DNNL supports training and inference with the following data types:

Usage mode CPU GPU
Inference f32, bf16, s8/u8 f32, f16
Training f32, bf16 f32
Note
Using lower precision arithmetic may require changes in the deep learning model implementation.

See topics for the corresponding data types details:

Individual primitives may have additional limitations with respect to data type support based on the precision requirements. The list of data types supported by each primitive is included in the corresponding sections of the developer guide.

Hardware Limitations

While all the platforms DNNL supports have hardware acceleration for fp32 arithmetics, that is not the case for other data types. Considering that performance is the main purpose of the low precision data types support, DNNL implements this functionality only for the platforms that have hardware acceleration for these data types.
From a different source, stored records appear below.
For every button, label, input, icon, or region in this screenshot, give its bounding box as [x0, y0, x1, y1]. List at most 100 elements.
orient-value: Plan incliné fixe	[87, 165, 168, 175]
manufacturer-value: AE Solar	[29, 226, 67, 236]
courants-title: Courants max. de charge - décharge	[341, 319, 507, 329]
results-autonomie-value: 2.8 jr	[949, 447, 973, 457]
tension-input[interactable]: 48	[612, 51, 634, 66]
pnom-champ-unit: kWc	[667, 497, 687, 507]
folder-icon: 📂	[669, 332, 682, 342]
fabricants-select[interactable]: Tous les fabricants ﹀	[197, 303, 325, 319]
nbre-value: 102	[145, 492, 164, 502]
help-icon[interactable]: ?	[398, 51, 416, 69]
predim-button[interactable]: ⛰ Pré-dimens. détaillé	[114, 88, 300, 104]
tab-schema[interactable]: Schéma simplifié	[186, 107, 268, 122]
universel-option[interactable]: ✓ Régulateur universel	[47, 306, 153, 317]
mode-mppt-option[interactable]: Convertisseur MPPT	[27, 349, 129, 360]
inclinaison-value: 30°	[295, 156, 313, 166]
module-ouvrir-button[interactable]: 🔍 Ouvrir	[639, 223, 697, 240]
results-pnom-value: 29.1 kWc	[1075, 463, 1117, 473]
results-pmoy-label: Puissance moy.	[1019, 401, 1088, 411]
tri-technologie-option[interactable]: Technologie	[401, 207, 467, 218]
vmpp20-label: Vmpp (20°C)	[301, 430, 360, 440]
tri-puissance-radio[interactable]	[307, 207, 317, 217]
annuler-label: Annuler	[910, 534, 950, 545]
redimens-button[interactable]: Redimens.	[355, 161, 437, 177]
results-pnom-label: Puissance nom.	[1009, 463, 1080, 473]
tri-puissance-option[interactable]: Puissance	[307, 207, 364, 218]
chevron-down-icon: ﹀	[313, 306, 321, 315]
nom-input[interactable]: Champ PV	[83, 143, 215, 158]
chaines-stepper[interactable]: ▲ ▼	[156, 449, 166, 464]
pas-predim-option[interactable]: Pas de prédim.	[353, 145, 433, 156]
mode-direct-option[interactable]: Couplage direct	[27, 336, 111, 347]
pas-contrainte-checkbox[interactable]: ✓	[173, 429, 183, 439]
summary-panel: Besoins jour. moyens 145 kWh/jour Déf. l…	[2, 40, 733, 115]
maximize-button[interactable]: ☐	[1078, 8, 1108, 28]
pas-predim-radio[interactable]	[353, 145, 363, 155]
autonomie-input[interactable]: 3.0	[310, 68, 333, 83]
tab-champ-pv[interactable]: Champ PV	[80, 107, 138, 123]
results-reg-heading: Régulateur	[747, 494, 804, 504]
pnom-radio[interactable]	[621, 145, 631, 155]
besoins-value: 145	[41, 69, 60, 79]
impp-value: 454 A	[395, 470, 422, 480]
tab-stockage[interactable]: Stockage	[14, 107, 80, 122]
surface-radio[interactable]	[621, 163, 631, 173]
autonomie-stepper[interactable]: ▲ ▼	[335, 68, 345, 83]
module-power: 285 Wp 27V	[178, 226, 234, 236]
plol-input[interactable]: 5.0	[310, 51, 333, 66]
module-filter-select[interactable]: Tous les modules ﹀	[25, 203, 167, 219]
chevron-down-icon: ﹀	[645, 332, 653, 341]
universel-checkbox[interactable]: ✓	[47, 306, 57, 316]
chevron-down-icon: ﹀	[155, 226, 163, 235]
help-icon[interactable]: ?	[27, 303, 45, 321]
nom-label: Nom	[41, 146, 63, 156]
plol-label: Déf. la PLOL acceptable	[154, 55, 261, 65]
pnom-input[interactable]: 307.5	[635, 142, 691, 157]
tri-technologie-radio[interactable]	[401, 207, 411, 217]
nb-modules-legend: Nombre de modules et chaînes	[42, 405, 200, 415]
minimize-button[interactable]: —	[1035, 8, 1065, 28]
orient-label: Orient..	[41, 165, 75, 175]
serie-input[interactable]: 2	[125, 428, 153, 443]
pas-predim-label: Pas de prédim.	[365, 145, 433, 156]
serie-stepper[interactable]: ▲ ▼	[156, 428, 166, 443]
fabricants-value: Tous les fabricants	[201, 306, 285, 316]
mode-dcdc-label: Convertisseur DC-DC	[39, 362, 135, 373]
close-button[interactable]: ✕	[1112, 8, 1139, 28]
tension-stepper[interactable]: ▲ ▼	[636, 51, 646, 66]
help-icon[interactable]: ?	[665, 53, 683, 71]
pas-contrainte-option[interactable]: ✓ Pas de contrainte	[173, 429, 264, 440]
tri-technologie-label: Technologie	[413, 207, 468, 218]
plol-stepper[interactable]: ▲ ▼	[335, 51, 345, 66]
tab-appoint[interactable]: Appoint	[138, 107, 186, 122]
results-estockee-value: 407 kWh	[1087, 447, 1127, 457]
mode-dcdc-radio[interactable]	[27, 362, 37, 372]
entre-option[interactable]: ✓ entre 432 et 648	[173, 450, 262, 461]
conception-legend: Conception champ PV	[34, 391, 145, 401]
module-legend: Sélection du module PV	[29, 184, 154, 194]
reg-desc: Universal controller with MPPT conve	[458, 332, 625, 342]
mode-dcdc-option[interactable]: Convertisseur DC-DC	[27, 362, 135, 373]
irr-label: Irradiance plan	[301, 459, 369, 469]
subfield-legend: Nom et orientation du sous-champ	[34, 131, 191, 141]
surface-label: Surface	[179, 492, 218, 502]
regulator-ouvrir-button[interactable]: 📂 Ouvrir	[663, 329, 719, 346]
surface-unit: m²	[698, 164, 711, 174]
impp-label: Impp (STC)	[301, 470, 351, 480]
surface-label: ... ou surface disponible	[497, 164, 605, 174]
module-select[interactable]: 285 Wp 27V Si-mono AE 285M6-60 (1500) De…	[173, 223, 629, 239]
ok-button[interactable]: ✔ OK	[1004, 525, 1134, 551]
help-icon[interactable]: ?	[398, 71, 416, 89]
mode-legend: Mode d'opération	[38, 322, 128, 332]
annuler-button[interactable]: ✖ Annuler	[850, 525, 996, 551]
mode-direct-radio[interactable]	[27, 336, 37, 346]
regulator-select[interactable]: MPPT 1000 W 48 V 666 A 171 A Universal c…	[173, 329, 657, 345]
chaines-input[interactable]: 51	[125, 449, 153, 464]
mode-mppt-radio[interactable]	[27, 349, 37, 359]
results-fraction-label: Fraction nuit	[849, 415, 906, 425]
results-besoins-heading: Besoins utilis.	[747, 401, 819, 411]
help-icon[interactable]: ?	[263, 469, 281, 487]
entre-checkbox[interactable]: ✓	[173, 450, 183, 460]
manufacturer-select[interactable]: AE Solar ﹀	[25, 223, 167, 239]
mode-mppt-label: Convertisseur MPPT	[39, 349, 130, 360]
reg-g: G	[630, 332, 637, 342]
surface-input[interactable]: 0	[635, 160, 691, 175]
The table below summarizes the current support matrix:

Data type CPU GPU
f32 any any
bf16 Intel(R) DL Boost with bfloat16 not supported
f16 not supported any
s8, u8 Intel AVX512, Intel DL Boost not supported
Note
DNNL has functional bfloat16 support on processors with Intel AVX512 Byte and Word Instructions (AVX512BW) support for validation purposes. The performance of bfloat16 primitives on platforms without hardware acceleration for bfloat16 is 3-4x lower in comparison to the same operations on the fp32 data type.